The Federal Government's plan to close important research centres have drawn criticism almost immediately.

Industry Minister Ian Macfarlane yesterday announced the Government would create five new science and technology “growth centres”, replacing some existing cooperative research centres and allowing others to “terminate”.

The growth centres will have a greater focus on industry involvement and projects with more direct economic returns.

“We see CRCs as having an important role but aligned with the growth centres. So we want to bring industry, research, development and the whole policy area into focus and having CRCs as an adjunct to this just simply won't work,” Mr Macfarlane said.

“We'll be looking at how we bring them into this process. Some CRCs will continue and complete their contracts; some will be folded into this process; and some will terminate.

“But I'll wait to see David Miles' recommendations in relation to that.”

Lawyer and business figure David Miles is leading the review of the CRC Programme.

The growth centres are part of a $400 million Federal Government plan to boost activity in five key sectors - mining, oil and gas, medical, food and advanced manufacturing.

About $188 million of Government money will be spent on the centres, but Mr Macfarlane said businesses would have to pay to play.

“Industry must be involved, and they must do so at their own expense,” Mr Macfarlane said.

“So if you're involved in agribusiness and you're a large operator and you see some advantage in expanding your stock or your product lines by bringing another company in, by being involved in the food and agribusiness growth sector, [it] will give you that opportunity. But you do so at your own cost.”

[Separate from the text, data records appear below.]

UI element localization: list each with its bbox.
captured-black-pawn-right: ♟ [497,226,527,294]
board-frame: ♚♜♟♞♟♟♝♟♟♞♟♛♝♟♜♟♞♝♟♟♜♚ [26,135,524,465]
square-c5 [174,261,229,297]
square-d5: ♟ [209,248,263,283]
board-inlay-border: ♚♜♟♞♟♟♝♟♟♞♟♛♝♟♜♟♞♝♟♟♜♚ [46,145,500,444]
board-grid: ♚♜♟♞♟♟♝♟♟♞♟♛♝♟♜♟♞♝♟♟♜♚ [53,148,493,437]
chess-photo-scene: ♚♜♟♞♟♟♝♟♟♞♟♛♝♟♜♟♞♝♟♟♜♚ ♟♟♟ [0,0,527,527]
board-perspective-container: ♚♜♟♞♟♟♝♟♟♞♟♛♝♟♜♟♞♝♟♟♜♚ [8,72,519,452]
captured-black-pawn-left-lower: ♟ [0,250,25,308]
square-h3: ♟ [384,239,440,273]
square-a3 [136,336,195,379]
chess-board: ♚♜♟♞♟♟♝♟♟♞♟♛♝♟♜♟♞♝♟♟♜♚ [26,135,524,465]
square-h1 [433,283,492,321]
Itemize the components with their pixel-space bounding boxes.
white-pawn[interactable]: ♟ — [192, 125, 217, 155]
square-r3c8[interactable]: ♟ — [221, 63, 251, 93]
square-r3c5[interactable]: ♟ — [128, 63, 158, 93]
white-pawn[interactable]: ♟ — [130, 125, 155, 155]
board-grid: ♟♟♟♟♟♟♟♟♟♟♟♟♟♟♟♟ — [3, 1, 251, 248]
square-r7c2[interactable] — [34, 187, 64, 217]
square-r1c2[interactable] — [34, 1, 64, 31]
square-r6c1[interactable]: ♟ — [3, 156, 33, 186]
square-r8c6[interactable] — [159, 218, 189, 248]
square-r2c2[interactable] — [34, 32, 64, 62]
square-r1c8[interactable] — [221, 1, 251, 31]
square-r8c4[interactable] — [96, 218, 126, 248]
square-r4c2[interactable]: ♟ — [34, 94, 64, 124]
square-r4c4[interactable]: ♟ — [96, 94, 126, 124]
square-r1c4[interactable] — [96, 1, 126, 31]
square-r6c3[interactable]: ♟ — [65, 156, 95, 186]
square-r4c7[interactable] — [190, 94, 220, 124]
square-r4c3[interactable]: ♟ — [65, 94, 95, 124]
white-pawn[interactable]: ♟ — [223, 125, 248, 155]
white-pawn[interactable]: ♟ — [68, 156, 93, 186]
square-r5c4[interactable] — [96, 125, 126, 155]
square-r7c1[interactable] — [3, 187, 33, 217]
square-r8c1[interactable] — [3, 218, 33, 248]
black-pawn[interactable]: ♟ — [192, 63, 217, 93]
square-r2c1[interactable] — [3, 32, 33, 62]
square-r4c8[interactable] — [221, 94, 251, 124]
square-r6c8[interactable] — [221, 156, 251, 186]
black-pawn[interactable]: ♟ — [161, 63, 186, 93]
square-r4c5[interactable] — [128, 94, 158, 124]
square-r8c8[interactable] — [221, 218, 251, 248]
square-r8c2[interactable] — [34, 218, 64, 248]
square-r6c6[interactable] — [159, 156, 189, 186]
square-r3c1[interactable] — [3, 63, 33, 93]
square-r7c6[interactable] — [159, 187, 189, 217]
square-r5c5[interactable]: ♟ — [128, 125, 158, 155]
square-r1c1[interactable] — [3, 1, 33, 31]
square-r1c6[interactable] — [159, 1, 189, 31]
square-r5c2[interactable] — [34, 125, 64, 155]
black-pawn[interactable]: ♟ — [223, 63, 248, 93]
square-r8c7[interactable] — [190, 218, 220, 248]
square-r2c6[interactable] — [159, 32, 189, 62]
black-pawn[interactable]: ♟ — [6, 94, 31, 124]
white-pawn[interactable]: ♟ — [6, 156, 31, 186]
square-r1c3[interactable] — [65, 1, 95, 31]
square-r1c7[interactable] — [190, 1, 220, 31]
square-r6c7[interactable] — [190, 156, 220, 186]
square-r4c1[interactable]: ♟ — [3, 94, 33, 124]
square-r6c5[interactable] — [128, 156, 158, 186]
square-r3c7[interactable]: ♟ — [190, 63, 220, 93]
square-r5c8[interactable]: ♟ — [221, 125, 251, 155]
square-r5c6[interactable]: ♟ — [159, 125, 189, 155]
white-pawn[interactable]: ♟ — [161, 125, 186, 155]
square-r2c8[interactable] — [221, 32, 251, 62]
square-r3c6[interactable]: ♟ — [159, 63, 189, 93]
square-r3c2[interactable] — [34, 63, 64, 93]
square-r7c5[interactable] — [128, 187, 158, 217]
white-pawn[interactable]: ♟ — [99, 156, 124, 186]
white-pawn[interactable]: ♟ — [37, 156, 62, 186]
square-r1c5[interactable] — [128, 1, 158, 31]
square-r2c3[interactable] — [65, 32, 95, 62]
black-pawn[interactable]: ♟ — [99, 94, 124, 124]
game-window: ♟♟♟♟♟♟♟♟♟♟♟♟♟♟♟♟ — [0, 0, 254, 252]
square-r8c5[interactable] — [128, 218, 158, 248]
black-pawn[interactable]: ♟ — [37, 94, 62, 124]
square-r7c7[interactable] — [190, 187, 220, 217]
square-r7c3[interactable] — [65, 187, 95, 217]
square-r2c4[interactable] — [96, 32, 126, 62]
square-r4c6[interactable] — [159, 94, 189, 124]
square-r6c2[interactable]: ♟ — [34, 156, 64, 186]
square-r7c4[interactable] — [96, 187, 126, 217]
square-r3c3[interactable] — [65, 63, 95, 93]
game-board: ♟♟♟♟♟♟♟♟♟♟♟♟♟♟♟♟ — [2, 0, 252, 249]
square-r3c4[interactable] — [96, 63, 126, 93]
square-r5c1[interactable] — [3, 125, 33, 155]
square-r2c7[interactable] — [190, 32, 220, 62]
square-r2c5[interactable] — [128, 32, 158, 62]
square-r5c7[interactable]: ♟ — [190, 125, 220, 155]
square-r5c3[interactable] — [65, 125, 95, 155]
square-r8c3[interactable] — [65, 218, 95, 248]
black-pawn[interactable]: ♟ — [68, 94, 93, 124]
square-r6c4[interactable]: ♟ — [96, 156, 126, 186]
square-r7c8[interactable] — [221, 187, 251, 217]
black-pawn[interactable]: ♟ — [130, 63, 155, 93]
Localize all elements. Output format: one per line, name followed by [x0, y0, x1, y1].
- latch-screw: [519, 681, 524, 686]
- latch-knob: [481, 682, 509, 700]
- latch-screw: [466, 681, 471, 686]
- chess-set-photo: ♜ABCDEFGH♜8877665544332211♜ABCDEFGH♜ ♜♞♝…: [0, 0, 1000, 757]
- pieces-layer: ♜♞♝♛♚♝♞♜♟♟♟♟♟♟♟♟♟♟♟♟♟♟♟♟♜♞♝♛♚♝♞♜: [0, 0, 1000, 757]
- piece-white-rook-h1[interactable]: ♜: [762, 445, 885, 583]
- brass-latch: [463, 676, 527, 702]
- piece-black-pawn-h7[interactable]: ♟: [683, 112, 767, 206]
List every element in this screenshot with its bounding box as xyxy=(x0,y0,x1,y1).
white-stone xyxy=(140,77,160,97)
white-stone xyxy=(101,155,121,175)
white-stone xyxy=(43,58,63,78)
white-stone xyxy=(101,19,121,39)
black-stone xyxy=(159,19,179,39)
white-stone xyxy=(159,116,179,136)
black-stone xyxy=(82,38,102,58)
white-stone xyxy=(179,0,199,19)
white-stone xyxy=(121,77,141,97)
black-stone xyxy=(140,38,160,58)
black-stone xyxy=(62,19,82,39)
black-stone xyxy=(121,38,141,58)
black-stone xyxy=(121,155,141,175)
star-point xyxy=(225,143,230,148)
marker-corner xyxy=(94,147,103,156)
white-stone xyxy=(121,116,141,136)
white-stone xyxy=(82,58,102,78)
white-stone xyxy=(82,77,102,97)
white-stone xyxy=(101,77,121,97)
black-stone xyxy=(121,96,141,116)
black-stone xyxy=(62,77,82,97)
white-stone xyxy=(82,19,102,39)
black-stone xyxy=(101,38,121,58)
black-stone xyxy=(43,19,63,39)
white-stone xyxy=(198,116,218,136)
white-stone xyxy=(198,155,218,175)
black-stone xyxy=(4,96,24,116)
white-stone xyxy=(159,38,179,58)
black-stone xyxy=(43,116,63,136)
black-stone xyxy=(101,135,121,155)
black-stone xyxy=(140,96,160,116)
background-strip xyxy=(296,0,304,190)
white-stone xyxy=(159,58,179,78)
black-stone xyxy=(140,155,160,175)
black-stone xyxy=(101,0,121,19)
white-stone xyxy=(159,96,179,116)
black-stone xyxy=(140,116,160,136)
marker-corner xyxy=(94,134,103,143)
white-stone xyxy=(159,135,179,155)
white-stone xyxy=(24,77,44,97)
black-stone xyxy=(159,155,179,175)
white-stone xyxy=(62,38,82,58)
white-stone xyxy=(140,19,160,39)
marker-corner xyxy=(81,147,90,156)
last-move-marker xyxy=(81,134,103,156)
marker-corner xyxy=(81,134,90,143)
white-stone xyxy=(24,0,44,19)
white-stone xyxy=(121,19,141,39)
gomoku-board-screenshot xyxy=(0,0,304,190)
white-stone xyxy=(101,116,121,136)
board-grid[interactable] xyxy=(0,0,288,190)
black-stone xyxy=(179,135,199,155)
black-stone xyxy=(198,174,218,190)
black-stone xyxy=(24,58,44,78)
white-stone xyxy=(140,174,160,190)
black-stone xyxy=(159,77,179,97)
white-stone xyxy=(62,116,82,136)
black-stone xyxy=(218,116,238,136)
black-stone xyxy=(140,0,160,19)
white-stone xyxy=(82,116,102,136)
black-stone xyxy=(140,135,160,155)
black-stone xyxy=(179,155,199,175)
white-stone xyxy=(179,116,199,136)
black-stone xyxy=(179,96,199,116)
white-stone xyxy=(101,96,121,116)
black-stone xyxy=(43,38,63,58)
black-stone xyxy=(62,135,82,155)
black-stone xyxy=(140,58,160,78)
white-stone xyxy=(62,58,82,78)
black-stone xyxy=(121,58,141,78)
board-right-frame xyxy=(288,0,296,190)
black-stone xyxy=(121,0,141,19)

Labor science spokesperson Senator Kim Carr said it looked a lot like a previous plan.

“You look at the new growth centres, which [are] a regurgitation of Labor's precincts program but in a very limited way,” Senator Carr told ABC.

“These are Labor programs that he has tried to revive after slashing them.

“This is a very substantial reduction in the level of support that was provided to industry, to companies, under the Labor government; very substantial reduction in support provided to our researchers, to our scientists.”

Tony Peacock, chief executive of the Cooperative Research Centres Association, said he has not been told exactly what the moves mean for existing CRCs, but their value cannot be discounted.

“You can argue it's at least our sixth review in 20 years, but it may be our 12th we think, depending how you count them. So we're used to being nervous, but we always actually come out well,” Mr Peacock said.

“We've even had governments send reviewers in to try and knock off the CRCs but when you see the incredible things that are coming out of them and the businesses that are just absolutely on our side, generally governments do see the value proposition.

“We're not afraid of course if somebody comes up with a better model of doing things differently, but what you'll find is that from around the world, everyone holds up the CRCs as a really good way to do this sort of thing.”